Coleman’s first impulse was to try to run Cairns down, but he focused beyond Cairns towards the facility recessed into the eastern wall.
He spoke to Vanessa but kept his eyes locked forwards on Cairns. ‘B
ack in the rec reserve we talked about shutting down the power, remember? So the Evacuation Center could get their message out?’
‘Sure,’ she answered anxiously. ‘I remember.’
‘So where’s the transformer that serves the habitation level?’
She orientated herself quickly and then pointed through the windshield to the wall beyond Cairns. ‘Right there. You saw it before. The power runs through a riser in the east wall and serves those switchboards.’
‘Behind where those two terrorists are standing?’
‘Yeah - it’s right there.’
‘That’s what I thought,’ said Coleman. ‘Cairns has had those two guarding the switchboard this entire time. They haven’t moved once. If we can take out that switchboard, will that interrupt the jamming assets?’
Vanessa’s eyes unfocused for a second while she thought. ‘Absolutely. But not for long. Battery power will divert to the C-Guards in just over point four of a second.’

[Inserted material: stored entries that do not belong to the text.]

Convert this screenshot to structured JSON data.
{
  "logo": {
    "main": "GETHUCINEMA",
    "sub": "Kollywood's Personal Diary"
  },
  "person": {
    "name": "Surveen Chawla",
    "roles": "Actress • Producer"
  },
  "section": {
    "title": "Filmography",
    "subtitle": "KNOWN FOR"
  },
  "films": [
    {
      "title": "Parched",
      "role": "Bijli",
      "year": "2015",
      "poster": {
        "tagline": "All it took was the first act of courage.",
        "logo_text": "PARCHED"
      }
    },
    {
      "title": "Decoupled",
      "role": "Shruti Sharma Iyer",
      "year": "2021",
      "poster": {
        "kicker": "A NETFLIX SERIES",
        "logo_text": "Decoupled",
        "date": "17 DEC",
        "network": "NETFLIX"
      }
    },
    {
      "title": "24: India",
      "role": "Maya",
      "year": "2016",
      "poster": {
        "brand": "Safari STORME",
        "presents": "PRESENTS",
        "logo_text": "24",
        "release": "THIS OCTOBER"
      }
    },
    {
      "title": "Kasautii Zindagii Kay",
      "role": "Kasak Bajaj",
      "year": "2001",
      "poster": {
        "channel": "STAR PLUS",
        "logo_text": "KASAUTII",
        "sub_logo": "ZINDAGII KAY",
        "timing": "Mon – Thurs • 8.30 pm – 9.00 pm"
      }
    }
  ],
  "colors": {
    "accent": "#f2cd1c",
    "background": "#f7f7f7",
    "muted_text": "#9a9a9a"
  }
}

‘That’s enough for Harrison’s data packet to escape. How will we know if it worked?’
Vanessa shrugged. ‘The lights over the pedestrian loop are on the same switchboard. All the lights will go down for about five seconds if it works.’
Coleman gunned the truck.
Pressed back in her seat, Vanessa asked urgently, ‘But how are you planning to…no, wait! You can’t just ram into the substation! We’ll be crushed and then electrocuted.’
‘We need to get that message out. Just sit tight and hold on.’ Coleman snatched up the CB radio. ‘King. Forest. Get ready to move. Lights out in five seconds.’
Vanessa pointed at the radio. ‘It’s not working. Look, the creature trashed it!’
Coleman accelerated across the level. He rocketed past the wrecked fountain and straight towards the substation. Twenty-five meters from the substation, he jerked on the handbrake.
As soon as the truck started skidding, he spun the steering wheel hard left.
With tires wet from driving through the fountain wreckage, the tray-back jack-knifed around itself, making a sliding 180 degree turn in less than ten meters. Coleman spun the wheel back, catching the momentum of the truck.